Beckner, No. 923, 1991 WL 43545, at *5 (internal footnotes omitted and emphasis added).
Accordingly, it is not permissible for a court to revoke probation based on criminal acts known at
the time the probation was originally granted. See id. See also State v. Beard, 189 S.W.3d 730, 737
(Tenn. Crim. App. 2005). Additionally, as a practical matter, probation is intended to serve as an
opportunity for rehabilitation and operates as a deterrent to future antisocial conduct. Therefore, we
fail to see the efficacy of revoking a defendant’s probation based on known criminal conduct
committed prior to being sentenced as such action defeats the rehabilitative purpose for which
probation was initially granted. With that said, we now turn to address whether the court abused its
discretion in revoking the defendant’s probation.

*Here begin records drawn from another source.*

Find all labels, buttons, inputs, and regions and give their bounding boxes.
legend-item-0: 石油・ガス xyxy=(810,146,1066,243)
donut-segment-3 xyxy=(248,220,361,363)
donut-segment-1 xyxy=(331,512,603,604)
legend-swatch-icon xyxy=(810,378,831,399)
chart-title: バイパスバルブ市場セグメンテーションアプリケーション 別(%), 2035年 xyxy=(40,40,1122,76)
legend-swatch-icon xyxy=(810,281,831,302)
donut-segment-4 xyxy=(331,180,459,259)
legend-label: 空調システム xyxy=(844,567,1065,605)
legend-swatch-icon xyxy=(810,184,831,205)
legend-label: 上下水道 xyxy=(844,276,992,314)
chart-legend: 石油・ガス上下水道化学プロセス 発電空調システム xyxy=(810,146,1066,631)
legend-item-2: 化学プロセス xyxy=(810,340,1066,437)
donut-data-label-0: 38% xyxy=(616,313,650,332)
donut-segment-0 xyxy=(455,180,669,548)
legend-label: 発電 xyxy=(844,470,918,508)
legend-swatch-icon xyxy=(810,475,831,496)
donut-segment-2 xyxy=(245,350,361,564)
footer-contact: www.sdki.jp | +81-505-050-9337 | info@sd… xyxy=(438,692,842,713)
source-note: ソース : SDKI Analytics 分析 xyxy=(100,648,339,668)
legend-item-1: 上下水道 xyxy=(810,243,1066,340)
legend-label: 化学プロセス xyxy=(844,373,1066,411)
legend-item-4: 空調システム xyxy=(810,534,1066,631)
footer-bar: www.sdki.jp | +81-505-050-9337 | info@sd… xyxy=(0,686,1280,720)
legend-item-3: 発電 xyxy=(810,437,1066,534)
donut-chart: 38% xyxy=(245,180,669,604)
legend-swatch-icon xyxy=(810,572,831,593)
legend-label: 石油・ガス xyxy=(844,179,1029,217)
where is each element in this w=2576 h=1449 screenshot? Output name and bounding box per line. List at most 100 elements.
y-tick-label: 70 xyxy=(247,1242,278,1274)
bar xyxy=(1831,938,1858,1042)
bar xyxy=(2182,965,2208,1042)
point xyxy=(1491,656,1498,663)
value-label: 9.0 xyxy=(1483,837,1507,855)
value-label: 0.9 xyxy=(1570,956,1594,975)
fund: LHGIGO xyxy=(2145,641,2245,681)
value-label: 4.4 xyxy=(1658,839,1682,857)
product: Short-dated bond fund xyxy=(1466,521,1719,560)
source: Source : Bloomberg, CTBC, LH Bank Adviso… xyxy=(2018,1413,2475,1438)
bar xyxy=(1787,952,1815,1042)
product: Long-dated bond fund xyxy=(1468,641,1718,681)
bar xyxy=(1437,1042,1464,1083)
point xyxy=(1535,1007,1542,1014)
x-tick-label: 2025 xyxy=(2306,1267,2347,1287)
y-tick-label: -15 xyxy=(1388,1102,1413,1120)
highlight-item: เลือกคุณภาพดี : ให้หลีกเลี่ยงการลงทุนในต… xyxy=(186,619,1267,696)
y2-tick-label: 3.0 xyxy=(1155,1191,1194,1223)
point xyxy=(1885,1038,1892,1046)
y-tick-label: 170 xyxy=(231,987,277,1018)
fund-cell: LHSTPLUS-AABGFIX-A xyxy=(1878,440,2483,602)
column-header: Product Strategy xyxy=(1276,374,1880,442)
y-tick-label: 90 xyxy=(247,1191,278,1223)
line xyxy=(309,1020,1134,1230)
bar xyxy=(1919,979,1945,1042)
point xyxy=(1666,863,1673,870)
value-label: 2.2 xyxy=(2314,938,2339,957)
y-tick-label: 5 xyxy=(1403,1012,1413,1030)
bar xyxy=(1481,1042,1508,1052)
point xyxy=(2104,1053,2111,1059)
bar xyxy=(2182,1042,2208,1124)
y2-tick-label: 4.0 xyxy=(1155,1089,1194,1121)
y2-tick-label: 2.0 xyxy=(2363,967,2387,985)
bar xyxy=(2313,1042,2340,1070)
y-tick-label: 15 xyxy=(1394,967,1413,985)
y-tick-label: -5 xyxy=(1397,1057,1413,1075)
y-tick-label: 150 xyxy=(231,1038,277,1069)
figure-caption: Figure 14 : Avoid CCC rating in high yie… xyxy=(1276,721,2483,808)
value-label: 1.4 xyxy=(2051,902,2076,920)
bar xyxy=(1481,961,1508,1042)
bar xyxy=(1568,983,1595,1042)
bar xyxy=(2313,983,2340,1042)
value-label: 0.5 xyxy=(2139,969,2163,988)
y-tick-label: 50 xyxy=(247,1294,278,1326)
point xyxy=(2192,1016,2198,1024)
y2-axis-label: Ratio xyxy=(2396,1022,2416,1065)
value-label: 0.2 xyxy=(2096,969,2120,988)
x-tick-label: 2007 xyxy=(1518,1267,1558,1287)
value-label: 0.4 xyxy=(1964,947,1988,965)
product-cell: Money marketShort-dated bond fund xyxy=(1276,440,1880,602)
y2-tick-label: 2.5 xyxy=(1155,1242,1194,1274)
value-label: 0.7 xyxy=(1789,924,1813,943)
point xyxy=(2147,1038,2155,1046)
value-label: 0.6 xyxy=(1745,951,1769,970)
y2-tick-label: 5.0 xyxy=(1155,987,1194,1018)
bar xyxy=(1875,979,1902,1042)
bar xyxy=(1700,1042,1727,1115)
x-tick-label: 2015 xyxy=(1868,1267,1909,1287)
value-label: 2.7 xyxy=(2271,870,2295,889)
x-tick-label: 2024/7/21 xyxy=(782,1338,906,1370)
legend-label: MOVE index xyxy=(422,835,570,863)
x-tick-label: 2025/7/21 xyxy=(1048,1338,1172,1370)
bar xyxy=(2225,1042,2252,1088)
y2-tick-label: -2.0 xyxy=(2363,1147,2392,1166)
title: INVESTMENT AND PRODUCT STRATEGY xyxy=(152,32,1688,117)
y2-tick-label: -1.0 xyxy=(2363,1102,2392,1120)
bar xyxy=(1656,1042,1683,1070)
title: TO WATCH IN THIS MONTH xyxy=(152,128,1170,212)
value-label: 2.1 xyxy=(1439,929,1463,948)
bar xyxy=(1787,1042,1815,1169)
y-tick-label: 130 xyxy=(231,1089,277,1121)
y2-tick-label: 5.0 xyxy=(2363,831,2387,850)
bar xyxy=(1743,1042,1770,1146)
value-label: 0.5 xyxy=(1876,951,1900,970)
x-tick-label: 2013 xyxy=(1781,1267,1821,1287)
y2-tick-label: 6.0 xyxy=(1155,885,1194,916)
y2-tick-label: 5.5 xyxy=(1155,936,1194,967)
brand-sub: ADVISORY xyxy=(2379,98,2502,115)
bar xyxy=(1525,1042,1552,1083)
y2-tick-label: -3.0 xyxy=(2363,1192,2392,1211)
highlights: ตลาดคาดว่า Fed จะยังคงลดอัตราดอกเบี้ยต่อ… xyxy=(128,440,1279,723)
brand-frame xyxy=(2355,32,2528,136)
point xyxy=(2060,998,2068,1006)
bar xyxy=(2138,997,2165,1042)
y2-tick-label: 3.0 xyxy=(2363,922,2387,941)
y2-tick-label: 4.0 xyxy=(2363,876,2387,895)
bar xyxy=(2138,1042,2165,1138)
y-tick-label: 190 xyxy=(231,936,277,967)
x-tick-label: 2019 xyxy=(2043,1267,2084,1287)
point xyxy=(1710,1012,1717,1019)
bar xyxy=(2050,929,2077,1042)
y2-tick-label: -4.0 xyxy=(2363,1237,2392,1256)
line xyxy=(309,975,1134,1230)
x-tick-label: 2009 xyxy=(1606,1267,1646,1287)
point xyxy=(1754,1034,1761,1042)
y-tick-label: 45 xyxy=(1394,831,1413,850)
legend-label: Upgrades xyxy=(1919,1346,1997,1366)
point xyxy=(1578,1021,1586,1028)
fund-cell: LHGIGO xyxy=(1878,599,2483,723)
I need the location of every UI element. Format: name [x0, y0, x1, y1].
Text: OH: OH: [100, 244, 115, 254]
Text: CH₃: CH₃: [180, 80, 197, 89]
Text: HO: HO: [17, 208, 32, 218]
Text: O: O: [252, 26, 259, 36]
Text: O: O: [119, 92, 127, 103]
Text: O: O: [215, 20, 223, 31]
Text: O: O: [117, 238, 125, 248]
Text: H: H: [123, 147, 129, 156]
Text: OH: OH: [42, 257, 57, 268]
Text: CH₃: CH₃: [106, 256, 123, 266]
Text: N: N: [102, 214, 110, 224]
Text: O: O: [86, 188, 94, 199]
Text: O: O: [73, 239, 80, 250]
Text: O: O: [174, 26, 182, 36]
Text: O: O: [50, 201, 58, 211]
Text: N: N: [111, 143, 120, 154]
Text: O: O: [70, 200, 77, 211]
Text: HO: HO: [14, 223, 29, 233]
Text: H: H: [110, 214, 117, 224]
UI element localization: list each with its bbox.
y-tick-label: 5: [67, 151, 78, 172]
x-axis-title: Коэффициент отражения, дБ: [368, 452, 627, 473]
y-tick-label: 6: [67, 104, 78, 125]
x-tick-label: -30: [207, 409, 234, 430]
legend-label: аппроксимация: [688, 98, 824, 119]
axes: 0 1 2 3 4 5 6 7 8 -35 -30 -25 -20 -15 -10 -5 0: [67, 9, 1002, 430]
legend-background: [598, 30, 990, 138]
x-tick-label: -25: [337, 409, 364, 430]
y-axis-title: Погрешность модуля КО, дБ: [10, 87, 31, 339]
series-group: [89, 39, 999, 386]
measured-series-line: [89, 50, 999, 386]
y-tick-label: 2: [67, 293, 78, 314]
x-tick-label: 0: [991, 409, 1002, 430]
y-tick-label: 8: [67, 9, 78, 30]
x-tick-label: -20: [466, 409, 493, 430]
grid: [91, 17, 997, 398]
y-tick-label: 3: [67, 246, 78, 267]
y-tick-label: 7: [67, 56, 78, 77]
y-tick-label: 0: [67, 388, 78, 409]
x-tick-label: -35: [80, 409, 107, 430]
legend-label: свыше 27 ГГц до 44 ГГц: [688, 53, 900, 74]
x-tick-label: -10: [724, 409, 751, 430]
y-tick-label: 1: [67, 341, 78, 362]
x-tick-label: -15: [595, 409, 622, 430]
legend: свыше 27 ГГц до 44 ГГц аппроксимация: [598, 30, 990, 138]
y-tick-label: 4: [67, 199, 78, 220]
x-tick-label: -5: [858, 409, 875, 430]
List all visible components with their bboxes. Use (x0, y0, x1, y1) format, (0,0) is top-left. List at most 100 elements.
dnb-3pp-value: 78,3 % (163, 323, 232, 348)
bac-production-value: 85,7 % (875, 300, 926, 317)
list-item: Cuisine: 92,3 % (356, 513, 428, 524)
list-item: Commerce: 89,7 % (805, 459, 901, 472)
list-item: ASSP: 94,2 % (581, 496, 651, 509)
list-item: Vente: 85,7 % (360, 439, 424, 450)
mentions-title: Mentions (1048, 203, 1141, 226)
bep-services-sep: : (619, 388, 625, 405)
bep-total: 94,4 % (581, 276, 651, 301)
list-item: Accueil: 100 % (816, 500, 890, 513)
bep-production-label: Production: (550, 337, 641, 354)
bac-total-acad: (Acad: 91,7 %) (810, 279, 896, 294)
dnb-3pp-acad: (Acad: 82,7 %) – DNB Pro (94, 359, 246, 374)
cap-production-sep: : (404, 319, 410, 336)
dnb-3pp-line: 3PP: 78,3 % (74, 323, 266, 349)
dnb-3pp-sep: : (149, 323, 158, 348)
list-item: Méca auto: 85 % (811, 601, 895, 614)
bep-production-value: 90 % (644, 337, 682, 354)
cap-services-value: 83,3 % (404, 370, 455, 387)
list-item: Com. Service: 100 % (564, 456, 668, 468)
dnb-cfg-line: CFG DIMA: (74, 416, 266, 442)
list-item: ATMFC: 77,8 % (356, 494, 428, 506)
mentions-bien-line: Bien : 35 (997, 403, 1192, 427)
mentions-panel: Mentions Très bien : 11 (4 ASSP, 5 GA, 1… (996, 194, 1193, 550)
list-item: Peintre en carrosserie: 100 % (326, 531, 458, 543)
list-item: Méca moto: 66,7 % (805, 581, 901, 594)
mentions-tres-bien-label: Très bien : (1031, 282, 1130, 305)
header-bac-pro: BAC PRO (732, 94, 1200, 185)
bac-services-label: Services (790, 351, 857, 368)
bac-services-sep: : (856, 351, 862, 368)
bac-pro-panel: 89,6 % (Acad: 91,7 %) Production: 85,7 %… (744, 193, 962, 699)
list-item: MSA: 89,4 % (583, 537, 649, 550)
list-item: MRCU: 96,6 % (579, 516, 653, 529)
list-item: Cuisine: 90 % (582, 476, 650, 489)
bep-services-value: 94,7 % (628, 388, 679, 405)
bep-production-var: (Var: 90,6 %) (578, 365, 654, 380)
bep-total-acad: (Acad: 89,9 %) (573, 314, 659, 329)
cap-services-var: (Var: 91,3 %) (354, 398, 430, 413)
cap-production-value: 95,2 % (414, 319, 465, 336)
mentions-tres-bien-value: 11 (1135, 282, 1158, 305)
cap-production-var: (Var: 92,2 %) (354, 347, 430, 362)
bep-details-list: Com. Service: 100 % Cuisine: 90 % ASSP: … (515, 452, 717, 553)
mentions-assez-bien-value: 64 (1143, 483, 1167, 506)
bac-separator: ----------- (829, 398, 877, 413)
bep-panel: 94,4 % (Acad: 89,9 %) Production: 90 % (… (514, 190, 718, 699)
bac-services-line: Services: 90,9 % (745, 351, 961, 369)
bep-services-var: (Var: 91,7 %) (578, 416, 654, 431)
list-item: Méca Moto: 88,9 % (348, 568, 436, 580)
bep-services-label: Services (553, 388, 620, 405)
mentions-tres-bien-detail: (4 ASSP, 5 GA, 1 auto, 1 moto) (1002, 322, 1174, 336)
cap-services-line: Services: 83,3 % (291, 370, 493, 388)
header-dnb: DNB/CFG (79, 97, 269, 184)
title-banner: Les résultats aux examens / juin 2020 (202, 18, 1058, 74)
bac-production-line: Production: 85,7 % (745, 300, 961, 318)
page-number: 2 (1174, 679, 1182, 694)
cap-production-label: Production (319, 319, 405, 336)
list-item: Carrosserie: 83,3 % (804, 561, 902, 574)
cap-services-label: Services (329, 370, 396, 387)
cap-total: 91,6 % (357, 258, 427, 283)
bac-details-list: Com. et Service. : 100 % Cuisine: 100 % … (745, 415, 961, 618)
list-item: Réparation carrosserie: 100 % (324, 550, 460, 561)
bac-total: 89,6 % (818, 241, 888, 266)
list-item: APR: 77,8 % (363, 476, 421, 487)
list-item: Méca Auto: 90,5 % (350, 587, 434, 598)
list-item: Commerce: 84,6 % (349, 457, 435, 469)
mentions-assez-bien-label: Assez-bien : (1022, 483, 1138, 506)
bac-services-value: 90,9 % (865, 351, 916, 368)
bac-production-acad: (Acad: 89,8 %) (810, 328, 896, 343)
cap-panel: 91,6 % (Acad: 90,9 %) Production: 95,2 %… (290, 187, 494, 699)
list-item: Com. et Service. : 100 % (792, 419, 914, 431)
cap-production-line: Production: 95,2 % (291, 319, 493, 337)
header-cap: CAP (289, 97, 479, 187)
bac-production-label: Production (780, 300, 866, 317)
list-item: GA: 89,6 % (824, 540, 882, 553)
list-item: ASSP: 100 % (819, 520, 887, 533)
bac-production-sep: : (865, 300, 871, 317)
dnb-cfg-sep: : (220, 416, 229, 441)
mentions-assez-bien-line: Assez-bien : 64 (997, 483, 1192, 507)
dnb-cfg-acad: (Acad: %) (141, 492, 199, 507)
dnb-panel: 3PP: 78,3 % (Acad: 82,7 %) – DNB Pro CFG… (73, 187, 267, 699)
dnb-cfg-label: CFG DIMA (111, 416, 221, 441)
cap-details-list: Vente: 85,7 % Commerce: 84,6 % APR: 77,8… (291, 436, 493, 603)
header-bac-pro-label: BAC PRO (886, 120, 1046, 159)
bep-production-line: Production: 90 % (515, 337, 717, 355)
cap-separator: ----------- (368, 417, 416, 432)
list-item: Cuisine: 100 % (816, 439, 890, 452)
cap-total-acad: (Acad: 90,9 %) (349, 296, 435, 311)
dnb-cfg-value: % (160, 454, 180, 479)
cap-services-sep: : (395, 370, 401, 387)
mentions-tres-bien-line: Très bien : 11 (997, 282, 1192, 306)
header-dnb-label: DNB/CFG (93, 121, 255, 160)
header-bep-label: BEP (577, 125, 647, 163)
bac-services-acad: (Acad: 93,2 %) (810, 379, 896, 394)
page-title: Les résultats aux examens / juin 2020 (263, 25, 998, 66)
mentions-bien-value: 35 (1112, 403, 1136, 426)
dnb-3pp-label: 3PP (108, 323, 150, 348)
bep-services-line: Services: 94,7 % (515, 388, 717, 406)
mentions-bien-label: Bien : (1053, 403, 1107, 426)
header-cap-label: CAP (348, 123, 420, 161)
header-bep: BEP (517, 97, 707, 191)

In the instant case, the record contains substantial evidence to support the trial court’s
findings that the defendant violated the conditions of his probation by missing his curfew, not
attending his sex offender treatment class, and losing his PTU device which thwarted the state’s
ability to monitor his movements. Furthermore, it is our view that the trial court did not revoke the
defendant’s probation on the basis of his past criminal conduct. Rather, the trial court reviewed the
defendant’s past criminal history in order to determine whether the beneficial aspects of probation
were being served. The court took a totality of the circumstances approach in order to decide
whether the defendant’s probation violations merited incarceration or another opportunity for
rehabilitation. After doing so, the court determined that the defendant was not amenable to
continued probation. Accordingly, because the trial court need only exercise “conscientious
judgment” in making its decision, we perceive no abuse of discretion by the court in revoking the
defendant’s probation and ordering him to serve his original six-year sentence in confinement with
credit for time already served.
As an aside, the defendant argues that the trial court erred by ordering him to serve his
original six year sentence in confinement upon revoking his probation. However, our sentencing
statute clearly states as follows:
If the trial judge should find that the defendant has violated the conditions of
probation and suspension by a preponderance of the evidence, the trial judge shall
have the right by order duly entered upon the minutes of the court, to revoke the
probation and suspension of sentence and cause the defendant to commence the
execution of the judgment as originally entered . . . .
Tenn. Code Ann. § 40-35-311(e). The defendant is without relief on this issue.
-6-
CONCLUSION
Based upon the foregoing authorities and reasoning, we affirm the judgment of the trial court.